Eu acho que a ex-senadora Marina representa uma enorme força política no Piauí. Teve quase 20 milhões de votos na eleição passada, enfrentando verdadeiros dragões como era o caso do ex-governador Serra [José Serra (PSDB), ex-governador de São Paulo], como era o caso da Dilma [PT] como o apoio de Lula. E ela representou no Brasil, a ética, a coragem da mulher. Não estou dizendo isso apoiando a Marina, estou dizendo que ela representa uma coisa muito importante, ela é muito importante na discussão do Brasil novo, que nós vamos precisar que Marina seja candidata, nós vamos precisar que o Eduardo Campos [governador de Pernambuco PSB] seja candidato, nós vamos precisar que o Aécio Neves [senador do PSDB] seja da presidente Dilma na eleição, para que tenha um autêntico debate político. Não podemos chegar em 2014 com o discurso do Bolsa Família, que foi importantíssimo no Brasil, o Bolsa Família tirou muitas pessoas da fome, da miséria; mas nós agora precisamos discutir o pós Bolsa Família. Precisamos saber o que cada um dos presidenciáveis pode oferecer aos filhos do Bolsa Família. Os filhos do Bolsa Família não querem só comer, querem uma faculdade de boa qualidade, uma escola pública de boa qualidade, um transporte público de boa qualidade, querem emprego, querem renda, querem inseridos no mercado com cidadãos autênticos. Se a Bolsa Família foi suficiente em alguns casos para matar a fome, ela não devolveu aos nossos irmãos brasileiros a cidadania e nós precisamos superar essa discussão, precisamos fazer uma discussão da autêntica cidadania brasileira. É por isso que acho que a Marina é importante, o Eduardo é importante, o Aécio é importante; para que seja feita uma grande discussão com a nossa atual presidente.

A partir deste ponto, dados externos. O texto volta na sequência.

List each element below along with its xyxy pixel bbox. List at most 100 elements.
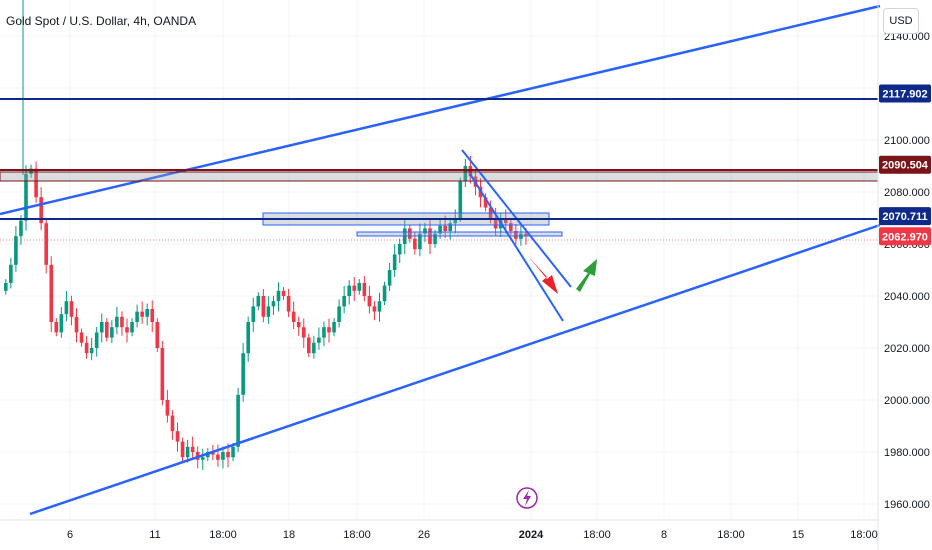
price-axis[interactable]: 2140.0002120.0002100.0002080.0002060.000… <box>884 31 930 511</box>
x-tick-label: 2024 <box>519 529 544 541</box>
candle-body <box>115 316 119 328</box>
candle-body <box>236 394 240 447</box>
x-tick-label: 18:00 <box>343 529 371 541</box>
candle-body <box>372 306 377 312</box>
candle-body <box>49 264 54 322</box>
candle-body <box>34 168 38 198</box>
candle-body <box>433 233 437 244</box>
chart-title: Gold Spot / U.S. Dollar, 4h, OANDA <box>6 14 196 28</box>
candle-body <box>448 223 452 231</box>
price-tag <box>879 155 931 174</box>
candle-body <box>226 452 230 458</box>
candle-body <box>296 322 301 328</box>
candle-body <box>135 311 139 322</box>
candle-body <box>377 301 382 312</box>
candle-body <box>231 446 235 458</box>
y-tick-label: 2100.000 <box>884 135 930 147</box>
candle-body <box>271 301 276 307</box>
candle-body <box>145 309 149 317</box>
price-tags: 2117.902 2090.504 2070.711 2062.970 <box>879 84 931 246</box>
candle-body <box>327 327 331 333</box>
x-tick-label: 18:00 <box>717 529 745 541</box>
price-tag-label: 2062.970 <box>882 231 928 243</box>
candle-body <box>170 415 175 432</box>
candle-body <box>352 285 357 291</box>
candle-body <box>342 296 346 307</box>
x-tick-label: 11 <box>149 529 160 541</box>
grid-lines <box>0 0 878 520</box>
candle-body <box>190 446 195 452</box>
price-tag-label: 2090.504 <box>882 160 929 172</box>
candle-body <box>241 353 245 395</box>
price-tag <box>879 207 931 226</box>
arrow-up-icon <box>576 259 597 292</box>
candle-body <box>59 314 64 333</box>
price-tag-label: 2117.902 <box>882 88 927 100</box>
price-tag-label: 2070.711 <box>882 211 927 223</box>
candle-body <box>54 322 59 333</box>
y-tick-label: 2040.000 <box>884 291 930 303</box>
candle-body <box>64 301 69 315</box>
horizontal-levels <box>0 98 878 241</box>
y-tick-label: 2000.000 <box>884 395 930 407</box>
candle-body <box>261 296 266 317</box>
candle-body <box>200 457 205 460</box>
candle-body <box>524 233 528 237</box>
y-tick-label: 1960.000 <box>884 499 930 511</box>
candle-body <box>468 166 473 177</box>
candle-body <box>493 218 498 229</box>
candle-body <box>44 223 48 265</box>
y-tick-label: 2020.000 <box>884 343 930 355</box>
candle-body <box>9 264 13 283</box>
price-tag <box>879 84 931 103</box>
candle-body <box>94 332 99 348</box>
candle-body <box>216 454 220 460</box>
x-tick-label: 18:00 <box>850 529 878 541</box>
candle-body <box>24 173 28 221</box>
time-axis[interactable]: 6 11 18:00 18 18:00 26 2024 18:00 8 18:00 15 18:00 <box>67 529 878 541</box>
candle-body <box>443 225 447 231</box>
candle-body <box>79 332 84 343</box>
candle-body <box>180 441 185 458</box>
candle-body <box>337 306 341 322</box>
demand-zone <box>356 231 563 237</box>
candle-body <box>105 322 109 338</box>
candle-body <box>307 337 311 354</box>
candle-body <box>418 233 422 250</box>
candle-body <box>84 342 89 354</box>
lightning-icon[interactable] <box>516 487 538 509</box>
x-tick-label: 6 <box>67 529 73 541</box>
candle-body <box>276 290 281 302</box>
candle-body <box>509 223 513 231</box>
x-tick-label: 18 <box>283 529 295 541</box>
candle-body <box>29 168 33 174</box>
candle-body <box>74 316 79 333</box>
candle-body <box>387 270 392 286</box>
candle-body <box>69 301 74 317</box>
resistance-zone <box>0 171 879 182</box>
candle-body <box>503 218 508 224</box>
candle-body <box>301 327 306 338</box>
candle-body <box>110 327 114 338</box>
candle-body <box>4 283 8 291</box>
candle-body <box>165 400 170 416</box>
candle-body <box>130 322 134 333</box>
candle-body <box>367 296 372 307</box>
candle-body <box>281 290 286 296</box>
candle-body <box>221 452 225 460</box>
candle-body <box>286 296 291 312</box>
candle-body <box>140 311 144 317</box>
candle-body <box>408 228 412 239</box>
candle-body <box>150 309 155 322</box>
trendline-upper <box>0 4 881 216</box>
candle-body <box>256 296 261 307</box>
drawings <box>0 4 881 516</box>
x-tick-label: 8 <box>661 529 667 541</box>
currency-button[interactable]: USD <box>883 8 919 34</box>
candle-body <box>382 285 387 302</box>
candle-body <box>453 218 458 224</box>
y-tick-label: 2140.000 <box>884 31 930 43</box>
candle-body <box>155 322 160 348</box>
candle-body <box>266 306 271 317</box>
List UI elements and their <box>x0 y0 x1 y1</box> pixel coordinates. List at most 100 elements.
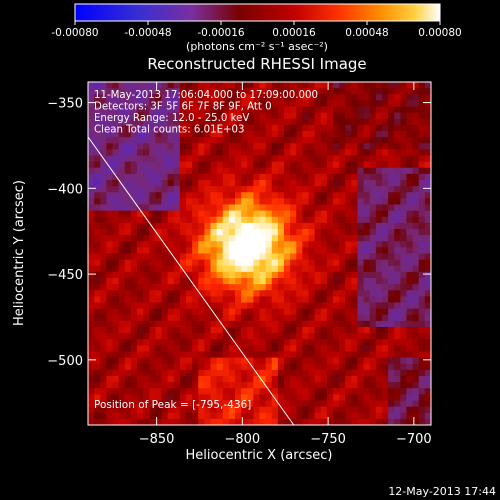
heatmap-cell <box>235 284 242 291</box>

Mas houve o convite da Rede Sustentabilidade e do PSB para que o senhor se filiasse?

Acho uma grosseria se algum partido me liga e eu antes de dar uma resposta eu fique falando de convite. Vai parecer que eu não fui convidado ou que eu fui convidado e não aceitei. Tenho dito a mesma coisa sempre: neste momento, não estou nem saindo, nem entrando em nenhum partido.

Como o senhor avalia o atual momento político do Piauí, o senhor acredita que esses inúmeros nomes que estão se apresentando como pré-candidatos a governador do Estado, vão chegar com força em 2014 no momento da campanha?

Acho que vamos chegar em 2014 com o governador Wilson Martins muito forte, com muitas obras, inaugurou muitas obras, trouxe muito dinheiro para o Piauí, está fazendo muito investimento no Piauí, moralizou o Piauí em vários pontos que era desacreditado. Wilson Martins está fazendo uma revolução na educação, na saúde, na segurança, na produção do Piauí, e vai chegar muito forte. Primeiro, nós temos duas possibilidades de eleições no Piauí: com ele saindo pra concorrer ao Senado ou ele ficando no Governo. De acordo com a escolha dele, nós vamos ter a eleição de um jeito ou de outro jeito.